Not sure I read that formula right, but isn't the data loss limited to the last 100ms (worst case)?

I don't see many single user/desktop application use cases where that kind of time range would be risky.

Maybe if you used this as the main production database with thousands of concurrent sessions. But that doesn't seem to be their main use case, is it?

Do you see any single user/desktop application that needs the kind of speed boasted in the README? The one you are trading durability for?

When operations complete in 200ns instead of blocking for microseconds/milliseconds on fsync, you avoid thread pool exhaustion and connection queueing. Each sync operation blocks that thread until disk confirms - tying up memory, connection slots, and causing tail latency spikes.

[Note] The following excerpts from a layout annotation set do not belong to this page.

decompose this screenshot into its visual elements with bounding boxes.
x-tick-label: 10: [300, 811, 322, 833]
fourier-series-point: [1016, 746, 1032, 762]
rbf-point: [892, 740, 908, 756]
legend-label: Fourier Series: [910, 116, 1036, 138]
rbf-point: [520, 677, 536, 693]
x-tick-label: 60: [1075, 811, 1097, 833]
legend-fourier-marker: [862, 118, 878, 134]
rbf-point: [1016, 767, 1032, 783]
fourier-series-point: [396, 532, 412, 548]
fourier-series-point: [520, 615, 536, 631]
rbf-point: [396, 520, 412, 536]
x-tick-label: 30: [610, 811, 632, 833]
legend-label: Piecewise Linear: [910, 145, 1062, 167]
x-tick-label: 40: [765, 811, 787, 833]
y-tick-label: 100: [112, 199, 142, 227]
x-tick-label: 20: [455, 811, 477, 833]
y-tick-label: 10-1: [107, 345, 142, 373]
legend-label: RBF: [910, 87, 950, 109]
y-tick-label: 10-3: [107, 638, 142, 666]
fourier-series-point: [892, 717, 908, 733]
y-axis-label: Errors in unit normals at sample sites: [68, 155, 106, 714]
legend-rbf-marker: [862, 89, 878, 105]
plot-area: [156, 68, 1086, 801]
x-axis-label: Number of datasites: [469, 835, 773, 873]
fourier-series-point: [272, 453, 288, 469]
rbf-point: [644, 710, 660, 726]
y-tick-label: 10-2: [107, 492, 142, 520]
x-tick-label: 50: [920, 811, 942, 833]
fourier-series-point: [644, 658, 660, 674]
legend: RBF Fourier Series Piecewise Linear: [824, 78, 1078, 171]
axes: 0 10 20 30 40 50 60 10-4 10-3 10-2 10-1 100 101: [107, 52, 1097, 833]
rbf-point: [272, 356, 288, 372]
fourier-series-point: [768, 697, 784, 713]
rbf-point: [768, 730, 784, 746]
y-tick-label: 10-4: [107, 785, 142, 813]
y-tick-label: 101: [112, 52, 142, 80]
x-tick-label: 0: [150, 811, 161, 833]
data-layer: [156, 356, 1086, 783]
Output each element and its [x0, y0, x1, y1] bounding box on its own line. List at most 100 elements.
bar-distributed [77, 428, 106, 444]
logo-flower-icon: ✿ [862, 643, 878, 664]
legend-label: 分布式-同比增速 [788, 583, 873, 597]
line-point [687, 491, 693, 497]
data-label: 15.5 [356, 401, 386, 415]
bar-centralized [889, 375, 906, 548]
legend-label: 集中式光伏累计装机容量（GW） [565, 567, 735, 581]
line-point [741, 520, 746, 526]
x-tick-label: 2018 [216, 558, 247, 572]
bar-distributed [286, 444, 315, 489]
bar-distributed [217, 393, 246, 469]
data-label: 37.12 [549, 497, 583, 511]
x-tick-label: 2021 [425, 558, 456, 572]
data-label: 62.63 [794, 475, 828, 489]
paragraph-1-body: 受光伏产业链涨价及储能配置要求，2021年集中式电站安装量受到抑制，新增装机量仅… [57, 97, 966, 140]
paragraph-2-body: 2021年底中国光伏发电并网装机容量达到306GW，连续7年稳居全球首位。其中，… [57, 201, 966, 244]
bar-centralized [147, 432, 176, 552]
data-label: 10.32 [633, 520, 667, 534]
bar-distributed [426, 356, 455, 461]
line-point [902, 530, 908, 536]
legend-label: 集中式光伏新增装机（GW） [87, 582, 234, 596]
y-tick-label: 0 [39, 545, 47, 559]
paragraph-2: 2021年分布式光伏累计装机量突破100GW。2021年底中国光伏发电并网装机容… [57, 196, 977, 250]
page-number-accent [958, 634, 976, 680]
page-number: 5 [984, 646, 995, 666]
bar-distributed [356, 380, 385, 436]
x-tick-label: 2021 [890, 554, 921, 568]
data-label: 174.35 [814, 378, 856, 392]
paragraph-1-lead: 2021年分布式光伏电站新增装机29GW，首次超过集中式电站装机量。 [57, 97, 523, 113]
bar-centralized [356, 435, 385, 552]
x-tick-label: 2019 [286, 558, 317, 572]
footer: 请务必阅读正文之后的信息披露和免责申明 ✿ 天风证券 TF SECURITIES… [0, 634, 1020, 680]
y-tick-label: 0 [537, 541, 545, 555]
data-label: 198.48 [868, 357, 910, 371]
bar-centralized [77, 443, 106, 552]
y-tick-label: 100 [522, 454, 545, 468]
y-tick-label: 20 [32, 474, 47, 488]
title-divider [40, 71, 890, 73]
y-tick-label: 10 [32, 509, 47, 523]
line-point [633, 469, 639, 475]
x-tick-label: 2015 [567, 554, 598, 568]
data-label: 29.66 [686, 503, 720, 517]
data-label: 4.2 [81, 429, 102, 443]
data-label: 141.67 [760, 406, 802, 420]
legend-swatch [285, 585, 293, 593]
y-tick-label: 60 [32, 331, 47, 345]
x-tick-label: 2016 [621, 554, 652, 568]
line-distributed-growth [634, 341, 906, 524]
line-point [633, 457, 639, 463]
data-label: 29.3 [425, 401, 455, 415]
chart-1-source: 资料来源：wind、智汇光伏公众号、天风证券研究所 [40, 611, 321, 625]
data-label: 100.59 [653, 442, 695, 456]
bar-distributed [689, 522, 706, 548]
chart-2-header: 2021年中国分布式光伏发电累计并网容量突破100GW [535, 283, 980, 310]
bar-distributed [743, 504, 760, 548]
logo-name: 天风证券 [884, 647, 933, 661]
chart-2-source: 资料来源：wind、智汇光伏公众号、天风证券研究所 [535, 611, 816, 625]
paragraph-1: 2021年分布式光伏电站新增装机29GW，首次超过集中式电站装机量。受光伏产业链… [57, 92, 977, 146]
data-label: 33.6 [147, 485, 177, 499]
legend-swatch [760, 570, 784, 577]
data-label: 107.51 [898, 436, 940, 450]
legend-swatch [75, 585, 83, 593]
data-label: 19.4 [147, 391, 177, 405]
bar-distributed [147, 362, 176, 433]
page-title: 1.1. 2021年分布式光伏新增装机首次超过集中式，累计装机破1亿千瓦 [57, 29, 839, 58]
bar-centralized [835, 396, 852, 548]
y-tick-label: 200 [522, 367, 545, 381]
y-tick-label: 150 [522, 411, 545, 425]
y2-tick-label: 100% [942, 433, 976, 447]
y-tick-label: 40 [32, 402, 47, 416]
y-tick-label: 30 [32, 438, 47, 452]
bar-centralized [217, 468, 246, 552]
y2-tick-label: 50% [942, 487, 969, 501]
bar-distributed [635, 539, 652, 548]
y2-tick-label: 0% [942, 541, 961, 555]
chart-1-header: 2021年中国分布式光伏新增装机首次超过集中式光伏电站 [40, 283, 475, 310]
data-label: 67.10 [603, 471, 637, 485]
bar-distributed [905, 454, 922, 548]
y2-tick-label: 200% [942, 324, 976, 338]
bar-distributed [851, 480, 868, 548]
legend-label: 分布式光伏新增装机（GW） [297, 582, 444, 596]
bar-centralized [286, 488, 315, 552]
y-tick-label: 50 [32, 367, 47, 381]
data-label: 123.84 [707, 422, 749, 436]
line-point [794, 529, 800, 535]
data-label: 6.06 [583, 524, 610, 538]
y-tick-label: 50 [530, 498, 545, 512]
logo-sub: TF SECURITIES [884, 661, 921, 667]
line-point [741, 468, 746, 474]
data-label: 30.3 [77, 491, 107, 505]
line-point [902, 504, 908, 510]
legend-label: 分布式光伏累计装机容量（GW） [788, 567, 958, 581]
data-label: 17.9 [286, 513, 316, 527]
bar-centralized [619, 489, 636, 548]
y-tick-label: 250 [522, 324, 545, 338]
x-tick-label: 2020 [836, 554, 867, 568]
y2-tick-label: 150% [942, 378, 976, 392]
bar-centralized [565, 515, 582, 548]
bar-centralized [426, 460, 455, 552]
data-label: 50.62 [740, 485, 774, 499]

With FeOxDB's write-behind approach:

  - Operations return immediately, threads stay available

  - Background workers batch writes, amortizing sync costs across many operations

  - Same hardware can handle 100x more concurrent requests

  - Lower cloud bills from needing fewer instances

For desktop apps, this means your KV store doesn't tie up threads that the UI needs. For servers, it means handling more users without scaling up.

The durability tradeoff makes sense when you realize most KV workloads are derived data that can be rebuilt. Why block threads and exhaust IOPS for fsync-level durability on data that doesn't need it?